California is known for a lot of fun and unique things, but in the taxes and accounting world, California is known for high taxes, and their capital gains tax is no exception.
In today’s article, I’ll explain everything you need to know about California’s capital gains tax, including how you might be able to avoid paying it.
What is a capital gains tax?
Before we dive into the specifics of the California capital gains tax, it’s important to have a basic understanding of what capital gains tax is and how it works. In general, capital gains tax is a tax on the profits you make from selling certain types of assets. These assets can include stocks, bonds, real estate, and other investments.
When you sell an asset and make a profit from that sale, then the capital gains tax is applied to the amount of profit you made. For example, let’s say you bought a stock for $1,000 and sold it for $1,500. Your profit would be $500, and you would be taxed on that amount. The tax rate you’d pay on this profit often depends on various factors, such as your income, the length of time you held the asset, and the type of asset you sold.
What is different about California’s capital gains tax?
States have different methods for calculating capital gains tax and for deciding which types of sales are included in the tax. Some states tax capital gains as income by applying the state’s income tax rates to long-term and short-term capital gains. Some states don’t charge capital gains tax (or income tax) at all.
However, in California, capital gains tax does apply and–unlike in most places–it can even apply to the sale of your home.
Does California’s capital gains tax apply to the sale of my home?

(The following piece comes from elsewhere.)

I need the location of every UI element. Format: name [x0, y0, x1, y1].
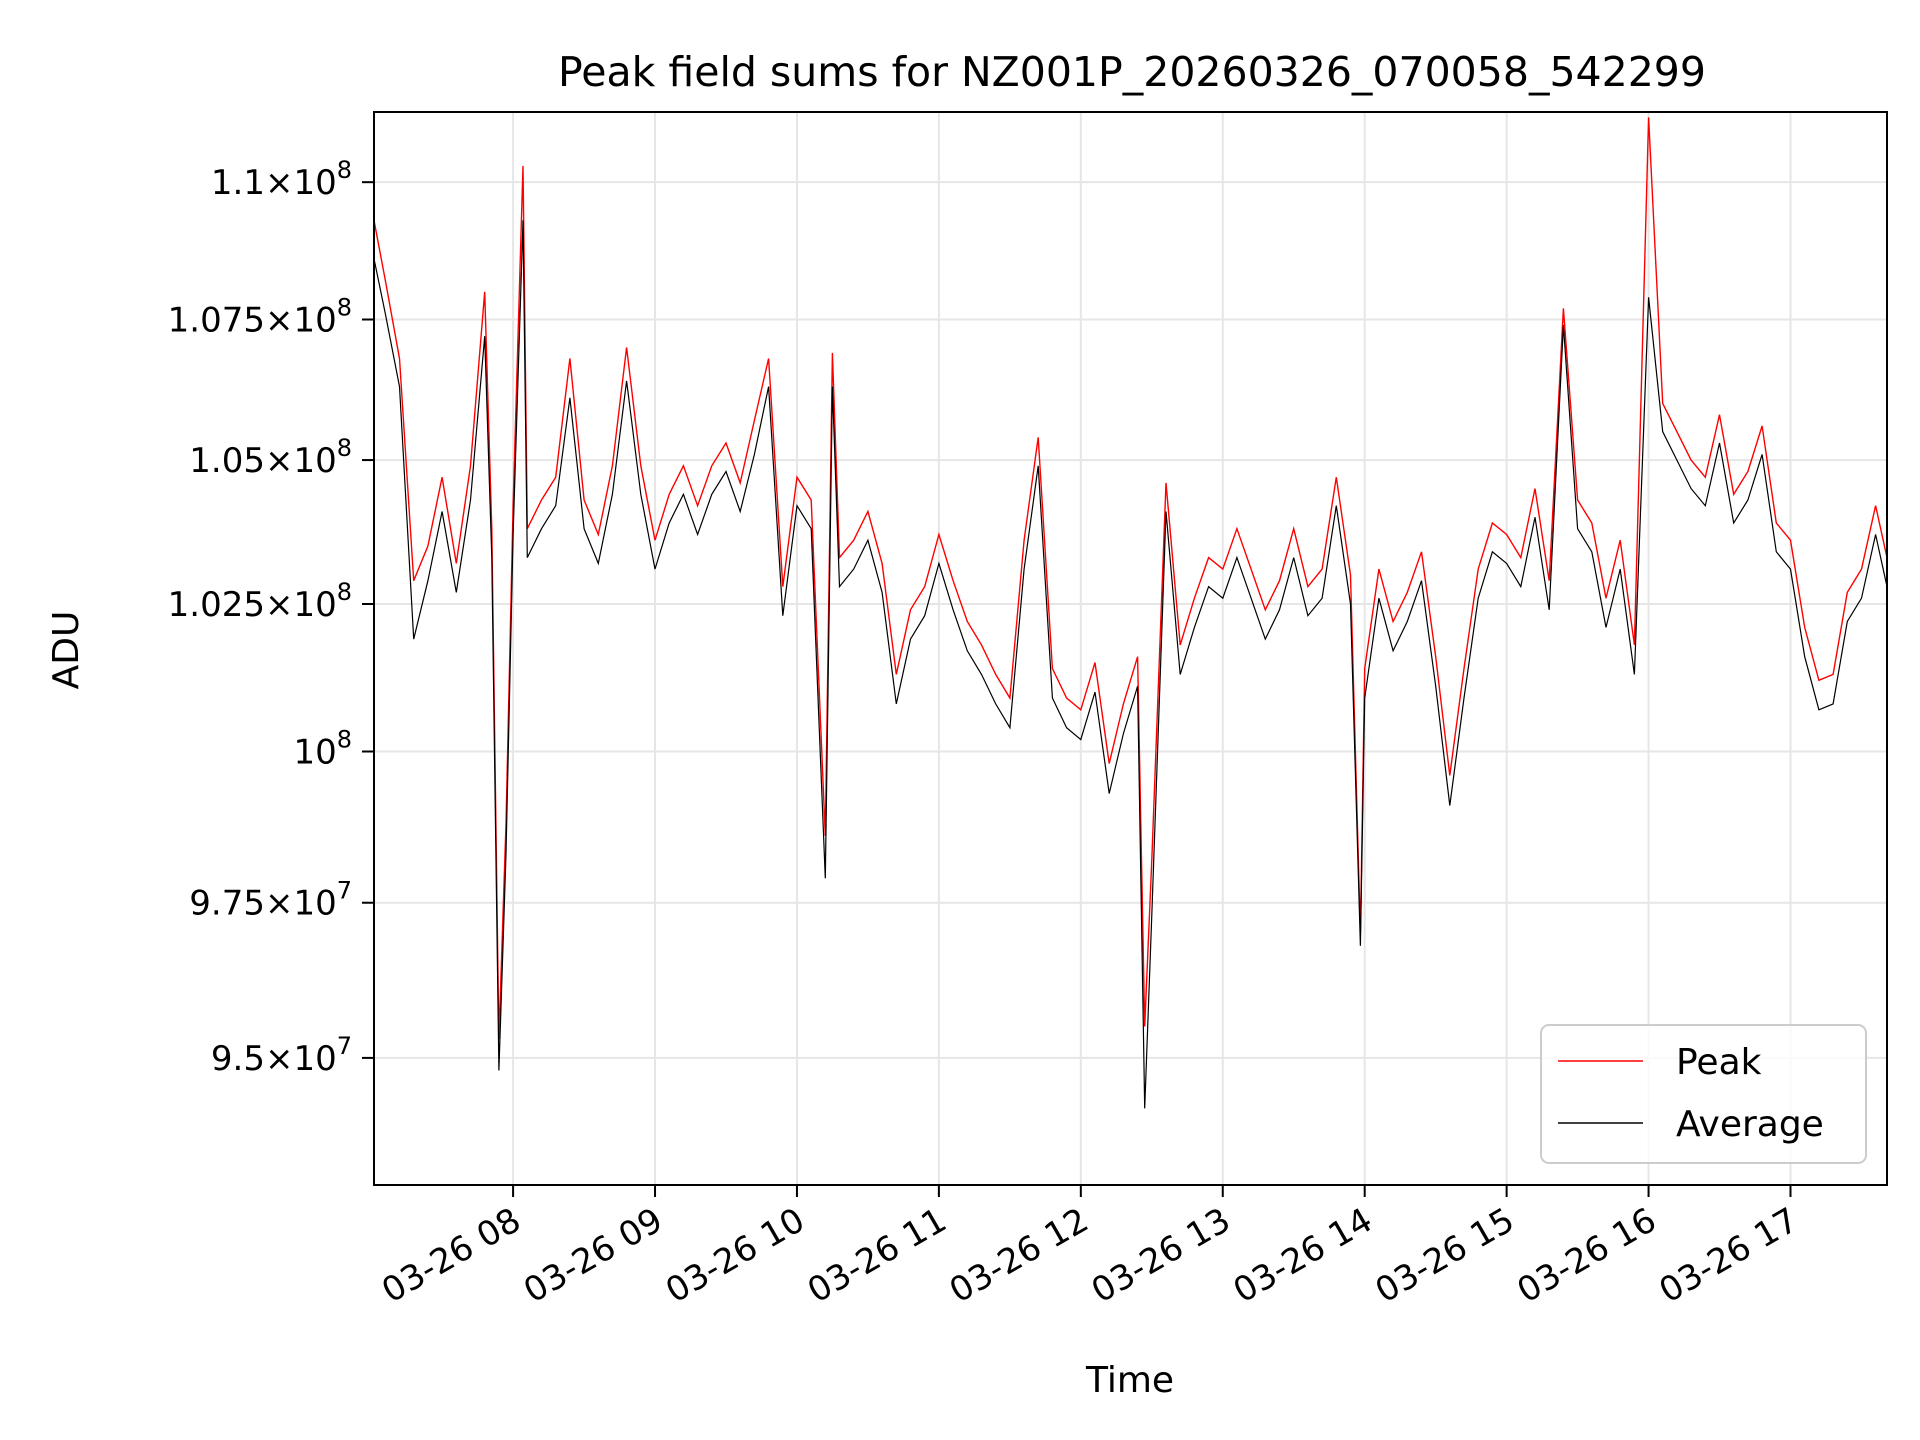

When selling your home, the rules for California’s capital gains tax align with the federal government’s IRS tax rules. This means that you can exclude up to a certain amount of the profit you make when selling your home if you meet the following requirements:
- You meet the “two-out-of-five-year” rule (read on for more about this).
Your home is one of these required/recognized types:
- Cooperative home
- Mobile home
- You’re only applying the exclusion to one home at a time.
- You haven’t used this exclusion within the last two years.
- Your profit from the sale is below $250,000 for individual filers and under $500,000 for joint filers. (Any profit above those amounts is taxed.)
What is the “two-out-of-five-year” rule?
To qualify for the capital gains tax exemption when selling your home, you must meet the two-out-of-five-year rule. This rule says that if you owned your home for at least two of the five years prior to selling it and you used your home as your primary residence in at least two of the five years prior to selling it, then you can qualify for the exclusion from capital gains on the sale of that home. An important note is that the two years of ownership and the two years of residence don’t have to be the same two years.
Are there special rules for joint filers wanting to use the capital gains exclusion when selling their home in California?
If filing California taxes as married or registered domestic partners (RDP), there are a few things to note if trying to exclude the sale of your home from capital gains tax. First, only one spouse or RDP needs to meet the two-out-of-five-year ownership requirement but both spouses must meet the two-out-of-five-year primary residence requirement. Also, neither of the spouses or RDPs can have excluded capital gains from the sale of a different home within the last two years.
How much capital gains tax will I pay in California?
Your income level determines the tax rate that applies to your capital gains in California. Like the federal income tax system, California has a progressive income tax system, which means that the more money you make, the higher your tax rate will be. In California, these rates range from 1% to around 13%. Remember that if you qualify for an exclusion, then the capital gains tax will only apply to the amount of profit you make beyond the amount that is excluded.
How can I avoid paying capital gains tax on real estate sales in California?
If you don’t qualify for the full capital gains tax exemption, you may qualify for a partial exemption if you have special circumstances. For instance, if you have to move due to a military placement, a divorce, or a death in the family, you may qualify for a partial exemption.
Additionally, you can increase what is called the “cost basis” for your home by adding the costs of home improvements to your purchase price. For instance, if you purchased your home for $200,000 and then spent $100,000 remodeling your home (and increasing its value), then the new cost basis for your home is $300,000.
If you then sell your home for $350,000 and don’t qualify for the capital gains exemption, you’d still only pay capital gains tax on $50,000 of profit ($350,000 – $300,000) rather than $150,000 of profit ($350,000 – $200,000). This can save you big bucks; just remember to keep your receipts!
If you have questions about what can be included when calculating your cost basis, make sure to contact an accountant you can trust.
Do I have to pay capital gains tax on the sale of my California home that I inherited?
Yes, you will have to pay capital gains tax on the profit from selling a California home you inherited. However, the gain will be calculated based on the market value of the home at the time you inherited it.
For example, if your parents purchased a home in 1980 for $100,000, you inherited the home in 2019, and then you sold the home in 2022 for $500,000, you won’t have to pay capital gains tax on $400,000. Instead, if the home’s market value in 2019 was $450,000, then you’d pay capital gains tax on $50,000 ($500,000 – $450,000).
How do I report capital gains on the sale of my home in California?
If you’re expecting to make a large sum of money from selling a home in California, good for you! However, beware that you may pay capital gains on that money. Hopefully you’ll qualify for an exemption, but if you don’t, remember to include home improvements in your cost basis in order to lower the amount you’ll have to pay in taxes.